1 Data and Database

1.1 Data

Data are pieces of information or facts related to the object being considered. For example, examples of data relating to an individual would be the person’s name, age, height, weight, ethnicity, hair color, and birthdate. Data is not limited to facts themselves, as pictures, images, and files are also considered data.

There are a few key terms that would be useful to help one understand data more, particularly the relation between data and databases.

Fields: Within a database, a field contains the most detailed information about events, people, objects, and transactions.

Record: A record is a collection of related fields.

Table: A table is a collection of related records with a unique table name

Database: A database is a collection of related tables.

1.2 Database

A database refers to a collection of logically related information organized so that it can be easily accessible, managed, and updated. Databases are generally accessed electronically from a computer system and are usually controlled by a database management system (DBMS).

Enterprises typically make use of both internal databases and external databases.

Internal databases typically include operational databases and data warehouses.
External databases refer to databases external to an organization and are generally accessed over the Internet and are owned by other organizations

Components of a Database

The five major components of a database are:

Hardware : Hardware refers to the physical, electronic devices such as computers and hard disks that offer the interface between computers and real-world systems.
Software : Software is a set of programs used to manage and control the database and includes the database software, operating system, network software used to share the data with other users, and the applications used to access the data.
Data : Data are raw facts and information that need to be organized and processed to make it more meaningful.
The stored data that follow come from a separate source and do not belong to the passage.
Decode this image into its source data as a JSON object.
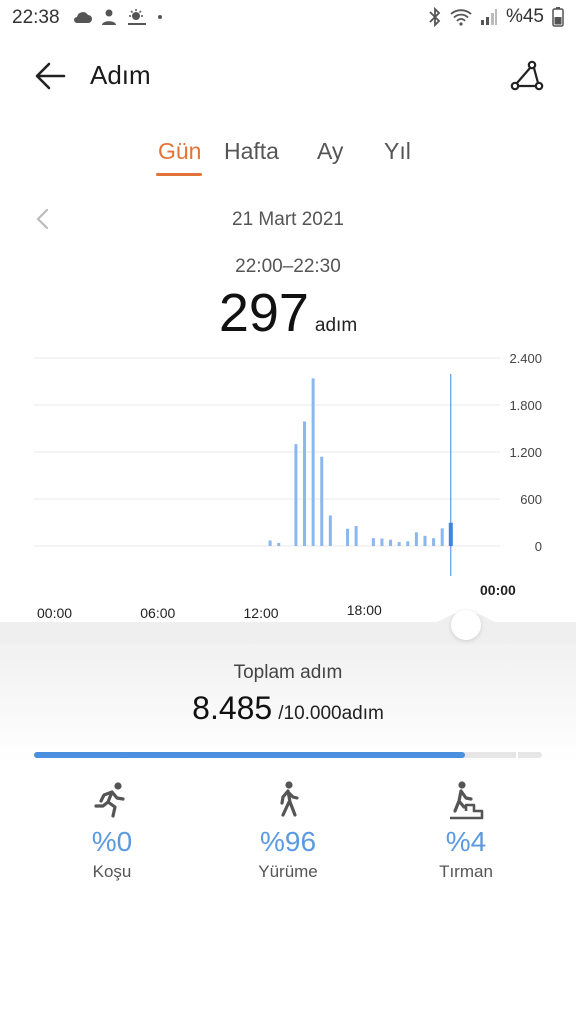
{
  "status_bar": {
    "time": "22:38",
    "battery": "%45",
    "left_icons": [
      "cloud-icon",
      "user-icon",
      "sun-cloud-icon",
      "dot-icon"
    ],
    "right_icons": [
      "bluetooth-icon",
      "wifi-icon",
      "signal-icon",
      "battery-icon"
    ]
  },
  "appbar": {
    "title": "Adım"
  },
  "tabs": [
    {
      "label": "Gün",
      "active": true
    },
    {
      "label": "Hafta",
      "active": false
    },
    {
      "label": "Ay",
      "active": false
    },
    {
      "label": "Yıl",
      "active": false
    }
  ],
  "date": "21 Mart 2021",
  "selection": {
    "range": "22:00–22:30",
    "steps": "297",
    "unit": "adım"
  },
  "chart_data": {
    "type": "bar",
    "x_ticks": [
      "00:00",
      "06:00",
      "12:00",
      "18:00"
    ],
    "selected_tick": "00:00",
    "y_ticks": [
      "2.400",
      "1.800",
      "1.200",
      "600",
      "0"
    ],
    "ylim": [
      0,
      2400
    ],
    "grid": true,
    "color": "#8ab8ee",
    "highlight_color": "#3a86e0",
    "bars": [
      {
        "t": "12:30",
        "value": 70
      },
      {
        "t": "13:00",
        "value": 40
      },
      {
        "t": "14:00",
        "value": 1300
      },
      {
        "t": "14:30",
        "value": 1590
      },
      {
        "t": "15:00",
        "value": 2140
      },
      {
        "t": "15:30",
        "value": 1140
      },
      {
        "t": "16:00",
        "value": 390
      },
      {
        "t": "17:00",
        "value": 220
      },
      {
        "t": "17:30",
        "value": 255
      },
      {
        "t": "18:30",
        "value": 100
      },
      {
        "t": "19:00",
        "value": 95
      },
      {
        "t": "19:30",
        "value": 80
      },
      {
        "t": "20:00",
        "value": 50
      },
      {
        "t": "20:30",
        "value": 60
      },
      {
        "t": "21:00",
        "value": 175
      },
      {
        "t": "21:30",
        "value": 130
      },
      {
        "t": "22:00",
        "value": 100
      },
      {
        "t": "22:30",
        "value": 225
      },
      {
        "t": "23:00",
        "value": 297,
        "selected": true
      }
    ]
  },
  "summary": {
    "total_label": "Toplam adım",
    "total": "8.485",
    "goal": "/10.000adım",
    "progress": 0.8485
  },
  "activities": [
    {
      "icon": "running-icon",
      "pct": "%0",
      "label": "Koşu"
    },
    {
      "icon": "walking-icon",
      "pct": "%96",
      "label": "Yürüme"
    },
    {
      "icon": "climbing-icon",
      "pct": "%4",
      "label": "Tırman"
    }
  ]
}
Database dictionaries are used to centralize, document, control, and coordinate the use of data within an organization. A database is a repository of information about a database (also called metadata).
Procedures : Procedures refer to the instructions used in a database management system and encompass everything from instructions to setup and install, login and logout, manage the day-to-day operations, take backups of data, and generate reports.
Database Access Language : Database Access Language is a language used to write commands to access, update, and delete data stored in a database. Users can write commands using Database Access Language before submitting them to the database for execution. Through utilizing the language, users can create new databases, tables, insert data, and delete data.

1.3 Database Management Sustem(DBMS)

A Database Management System (DBMS) refers to a collection of programs that enable users to access databases and manipulate, maintain, report, and relate data.

A DBMS is often used to reduce data redundancy, share data in a controlled way, and reduce data integrity problems. DBMS is not an information system but is simply software.

The relational model, which saves data in table formats, is the most widely used DBMS. The relational DBMS organizes information into rows, columns, and tables, making it easier to find relevant information. Relational databases are popular because they are easy to extend, and new data categories can be added after the original database is created without large amounts of modification.

The Structured Query Language (SQL) is considered the standard user and application program interface for a relational database, and all relational DBMS software supports SQL. Examples include FileMaker Pro, Microsoft Access, Microsoft SQL Server, MySQL, and Oracle.

Types of Databases

In general, there are two common types of databases:

Non-Relational : A non-relational database, often referred to as NoSQL (Not Only SQL), is a type of database that stores data in a non-tabular form. Unlike traditional relational databases that use tables with rows and columns, non-relational databases use various flexible data models such as documents, key-value pairs, graphs, and wide-column stores
Relational : A relational database is a type of database that organizes data into rows and columns, forming tables where data points are related to each other. This structure allows for efficient data management and retrieval. Each table in a relational database has a unique identifier called a primary key, and tables can be linked using foreign keys

2 Table Basics

2.1 Table

The data in an RDBMS is stored in database objects known as tables. This table is basically a collection of related data entries and it consists of numerous columns and rows.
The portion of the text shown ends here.